I tell her of the militarised city centre. I tell her I can’t even go to my house everytime I want. I tell her that the thieves, however, go there whenever they want without problems. I tell her about the buildings left there to die. I tell her there isn’t money to re-build. And there isn’t money to help us survive. I tell her that, from July 1 of this year, we’ve started paying taxes again even if we don’t work. I tell her we’re still paying mortgages and Council taxes for our crushed houses. And we’ve started paying back our loans. Even people who have nothing left.

I tell her that, from July, an earthquaked with a gross salary of 2,000 Euros will only get 734 Euros net after taxes. I tell her that not only we’ve started paying taxes for this year, but we also have to pay for last year. I tell her the state doesn’t even give that little housing benefit of 200 Euro to help pay the rent for all those homeless people who manage on their own (27,000 where I live). I tell her the rent prices have triplicated. Without any control. I tell her I pay for my house in a little town of 500 souls what Bertolaso used to pay for a flat in Via Giulia in Rome*. By now I can hear her breathing heavily. I tell her of the new neighborhoods and their luxury residence prices. I tell her about the lives of the people who live there. Like in beehives with no soul. There isn’t even a newsagent or a cafe. I tell her about the elderly people who’ve been uprooted from their land, kilometres away. I tell her about the professionals who left. About the decline of enrolments to secondary schools. I tell her about a city that dies.
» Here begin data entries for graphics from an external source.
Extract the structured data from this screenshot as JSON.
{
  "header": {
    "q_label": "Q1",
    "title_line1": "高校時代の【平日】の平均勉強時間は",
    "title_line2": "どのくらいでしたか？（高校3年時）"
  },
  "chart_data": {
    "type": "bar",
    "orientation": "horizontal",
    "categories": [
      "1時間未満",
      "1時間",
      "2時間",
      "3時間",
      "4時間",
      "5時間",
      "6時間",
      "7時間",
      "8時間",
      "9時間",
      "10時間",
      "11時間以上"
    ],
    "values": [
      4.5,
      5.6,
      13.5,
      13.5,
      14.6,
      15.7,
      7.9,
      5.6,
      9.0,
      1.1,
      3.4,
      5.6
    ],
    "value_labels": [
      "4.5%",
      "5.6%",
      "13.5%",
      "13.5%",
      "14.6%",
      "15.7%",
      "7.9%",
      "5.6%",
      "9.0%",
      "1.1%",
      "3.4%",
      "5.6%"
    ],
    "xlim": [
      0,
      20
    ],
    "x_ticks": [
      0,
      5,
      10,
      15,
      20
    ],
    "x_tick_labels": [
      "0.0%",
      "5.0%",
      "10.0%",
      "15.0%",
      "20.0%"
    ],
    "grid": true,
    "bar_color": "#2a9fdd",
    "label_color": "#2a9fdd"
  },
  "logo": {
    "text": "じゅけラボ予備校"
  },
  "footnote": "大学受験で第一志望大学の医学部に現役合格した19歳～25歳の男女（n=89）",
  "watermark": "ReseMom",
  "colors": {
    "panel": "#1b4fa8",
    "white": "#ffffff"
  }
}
And she says, her voice shaking, “It’s crazy nobody knows about all this. You can’t carry on like this. Call the TV. You must tell them. Call the press. They must write it about this”.
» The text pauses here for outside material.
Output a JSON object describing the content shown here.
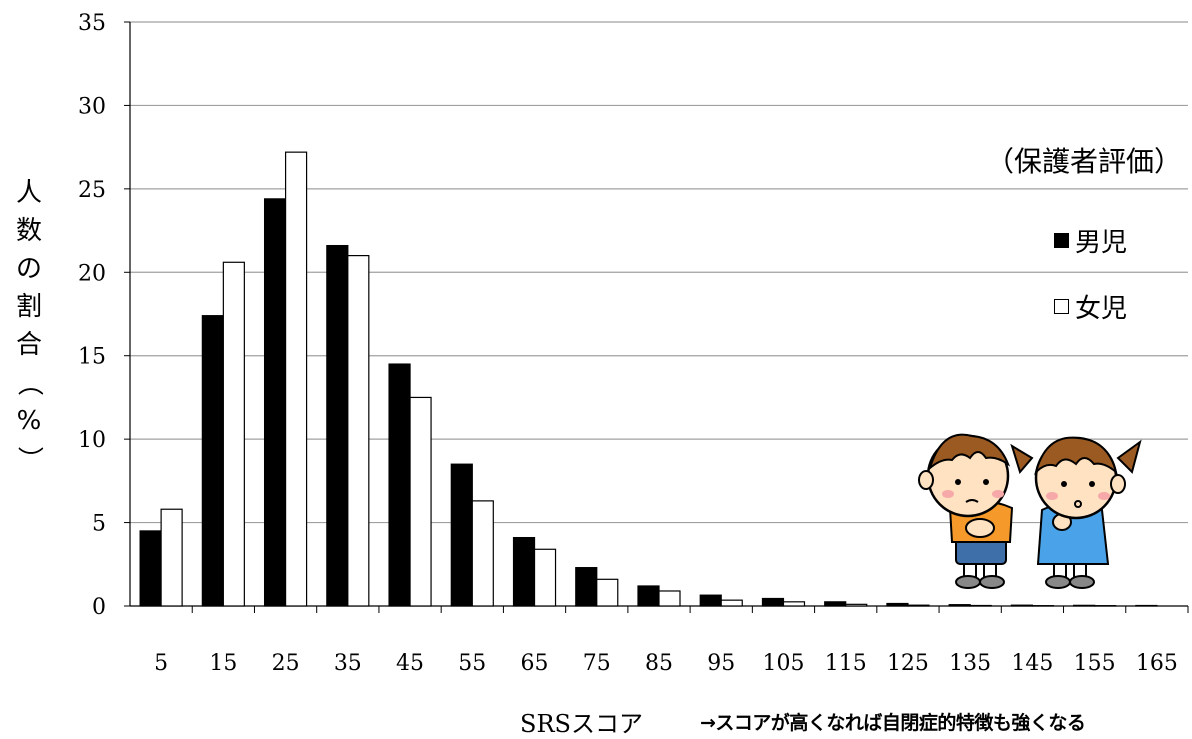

Thing is, they don’t write about this.

* Guido Bertolaso is head of the Civil Protection National Service. What the writer is referring to is a money-laundering scandal that has recently been on the news. Bertolaso lived for a year or so in a flat (offered to him by a cardinal!) in a prestigiuos area of Rome but claims he never paid rent. Investigators think the money was actually paid and laundered.